I have to back it up a step, though, because back then I exchanged mixed tapes with a LOT of people. In fact, I would go into Tower Records and purchase a package of 20 blank tapes for expressly that purpose, and use them up almost as quickly as I bought them. I had one rule, though, when exchanging mixed tapes. I wanted to come into the experience completely oblivious to what I would be hearing as I listened, so I told each person who was going to send me a tape not to label it in any way.

Hence, my dilemma. Most songs on most mixed tapes I got at that time were easy for me to figure out as they were mostly songs I had in my collection already, or were songs I had heard on the radio. I must have listened to about 50 mixed tapes through those years of swapping, from all kinds of people all around the globe, but there were very few songs on those tapes that I didn’t know. Arguably the song I liked the most from one of those mixed tapes was one I didn’t know, and thus began the journey.

“It’s that little souvenir of a terrible year which makes me wonder why. And it’s the memories of the shed that make me turn red. Surprise. Surprise. Surprise.”

Remember I said this was in my Internet infancy? That would play a huge role in my growing frustration over the next few years. You’re probably wondering why I didn’t just email the girl who sent me the tape and ask what the song was, and that would be a good question to ask. However, it took me ages to actually listen to that particular tape for the first time, and in the intervening time I had a falling out with the tape’s sender. For all the beautiful songs she put on that tape for me, it was surprisingly easy for her to completely cut me out of her life. So I was back at square one.
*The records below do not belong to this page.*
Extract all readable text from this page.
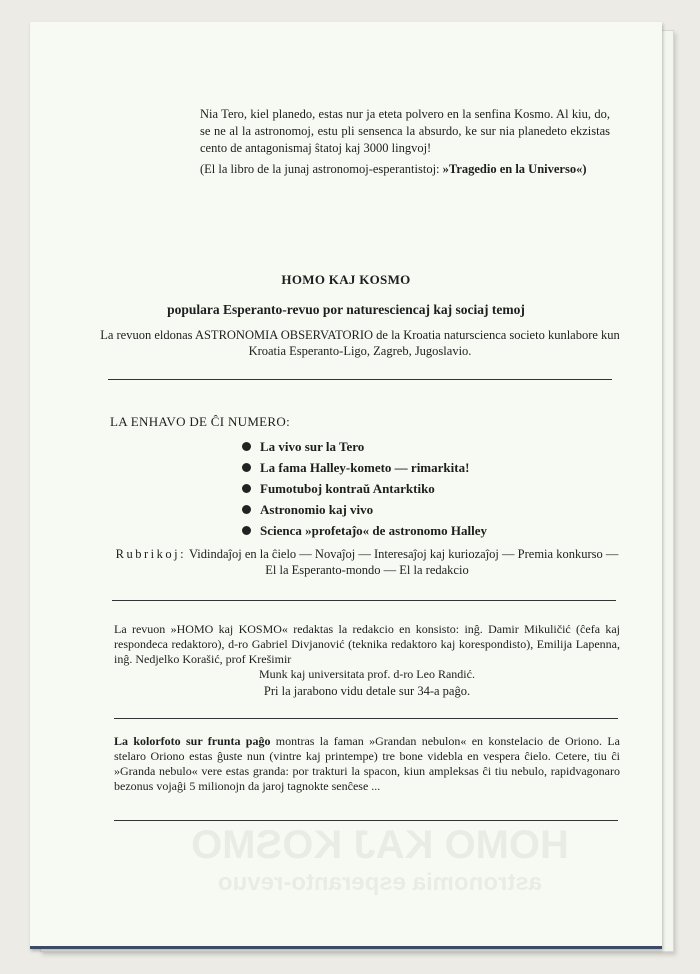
HOMO KAJ KOSMO
astronomia esperanto-revuo

Nia Tero, kiel planedo, estas nur ja eteta polvero en la senfina Kosmo. Al kiu, do, se ne al la astronomoj, estu pli sensenca la absurdo, ke sur nia planedeto ekzistas cento de antagonismaj ŝtatoj kaj 3000 lingvoj!

(El la libro de la junaj astronomoj-esperantistoj: »Tragedio en la Universo«)

HOMO KAJ KOSMO
populara Esperanto-revuo por naturesciencaj kaj sociaj temoj
La revuon eldonas ASTRONOMIA OBSERVATORIO de la Kroatia naturscienca societo kunlabore kun Kroatia Esperanto-Ligo, Zagreb, Jugoslavio.
LA ENHAVO DE ĈI NUMERO:
La vivo sur la Tero
La fama Halley-kometo — rimarkita!
Fumotuboj kontraŭ Antarktiko
Astronomio kaj vivo
Scienca »profetaĵo« de astronomo Halley
Rubrikoj: Vidindaĵoj en la ĉielo — Novaĵoj — Interesaĵoj kaj kuriozaĵoj — Premia konkurso — El la Esperanto-mondo — El la redakcio
La revuon »HOMO kaj KOSMO« redaktas la redakcio en konsisto: inĝ. Damir Mikuličić (ĉefa kaj respondeca redaktoro), d-ro Gabriel Divjanović (teknika redaktoro kaj korespondisto), Emilija Lapenna, inĝ. Nedjelko Korašić, prof Krešimir
Munk kaj universitata prof. d-ro Leo Randić.
Pri la jarabono vidu detale sur 34-a paĝo.
La kolorfoto sur frunta paĝo montras la faman »Grandan nebulon« en konstelacio de Oriono. La stelaro Oriono estas ĝuste nun (vintre kaj printempe) tre bone videbla en vespera ĉielo. Cetere, tiu ĉi »Granda nebulo« vere estas granda: por trakturi la spacon, kiun ampleksas ĉi tiu nebulo, rapidvagonaro bezonus vojaĝi 5 milionojn da jaroj tagnokte senĉese ...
So yes, my Internet infancy… it wasn’t just mine, because the network of sites and resources that we take for granted now wasn’t even remotely in place back in the ’90s. Lycos, or AltaVista, or whatever, didn’t quite have a lyrics engine, so my typing in random parts of the song into the search engine yielded absolutely no results. There was no social media so I couldn’t exactly ask my FB friends if anyone recognized the song. There was no Shazam, so I couldn’t hold up my nonexistent cell phone and capture the song in its clutches. I was stuck.
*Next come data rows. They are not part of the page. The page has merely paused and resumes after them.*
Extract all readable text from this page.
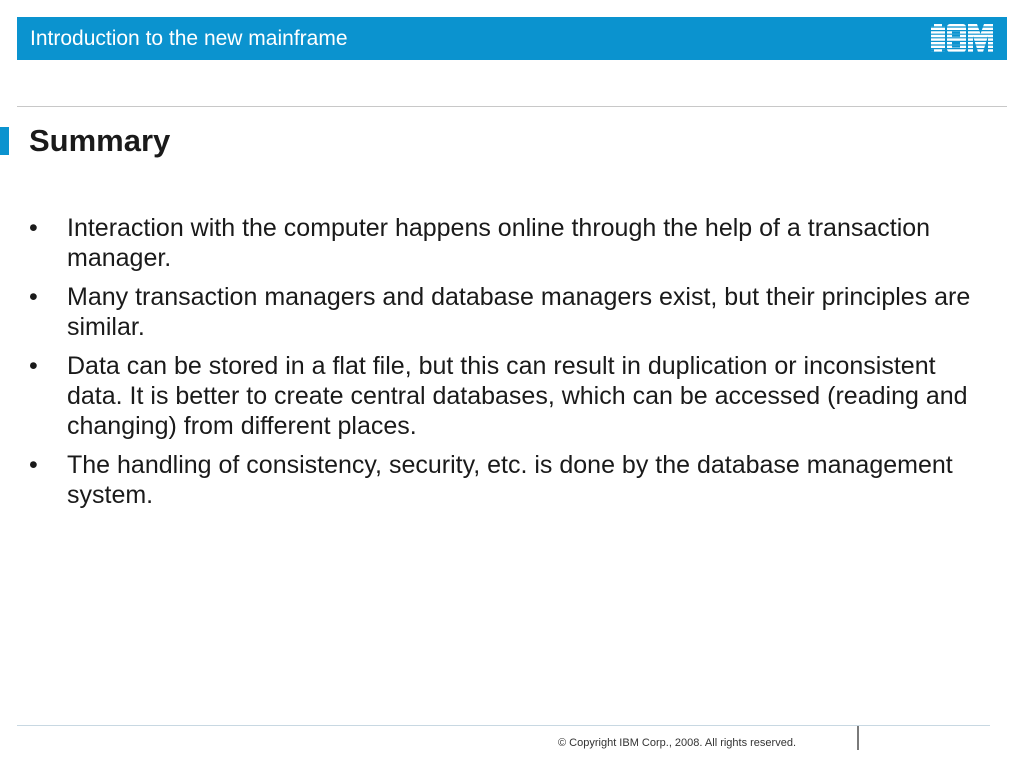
Introduction to the new mainframe
Summary
•	Interaction with the computer happens online through the help of a transaction manager.
•	Many transaction managers and database managers exist, but their principles are similar.
•	Data can be stored in a flat file, but this can result in duplication or inconsistent data. It is better to create central databases, which can be accessed (reading and changing) from different places.
•	The handling of consistency, security, etc. is done by the database management system.
© Copyright IBM Corp., 2008. All rights reserved.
Years went by, and I wore that tape out from constant listening. It wasn’t the only song on there that I loved to pieces; it was just the only song on there that I didn’t already know. And as the years passed I guess I just forgot about trying to figure out who sang it anymore. I just let it wash over me when I listened to the tape, enjoying it for what it was, and just happy that I had a version of it at all. I even copied it from its location onto other mixed tapes that I sent to others.

Eventually I’m sure the Internet progressed, but I stopped typing lyrics into Lycos, AltaVista, or wherever, anymore. I’m certain at some point along the way if I had kept it up the World Wide Web would have caught up and spit back a name for me. It’s funny how some things happen, though, when we least expect them. By the time I had finally given up on finding out who sang the song it fell from the heavens into my lap. And in the most coincidental of ways too. It was on another mixed tape.

You see, after several years of swapping mixed tapes with others, I relaxed the rule of no labels, and the tapes kept pouring in. So many people were pretty creative with their labels, too, mixing in some artwork around the song titles. I still have so many of those tapes, and I have to say they put playlists to shame. But this post isn’t about that, even though it’s still fascinating to me.

On one of those mixed tapes I heard a voice I had listened to so many times before that I had memorized it for all time. My mouth dropped wide open as I flipped over the tape case and scanned the song titles for the one I wanted. And there it was, at long last, the name of the band that sang the song that had haunted me for what had seemed like forever. Oh, it was the Sundays, by the way. The song was “Here’s Where the Story Ends,” and before too long I had all three of their albums and I was in heaven.

Well worth the wait. Shortly after that, the mixed tape broke.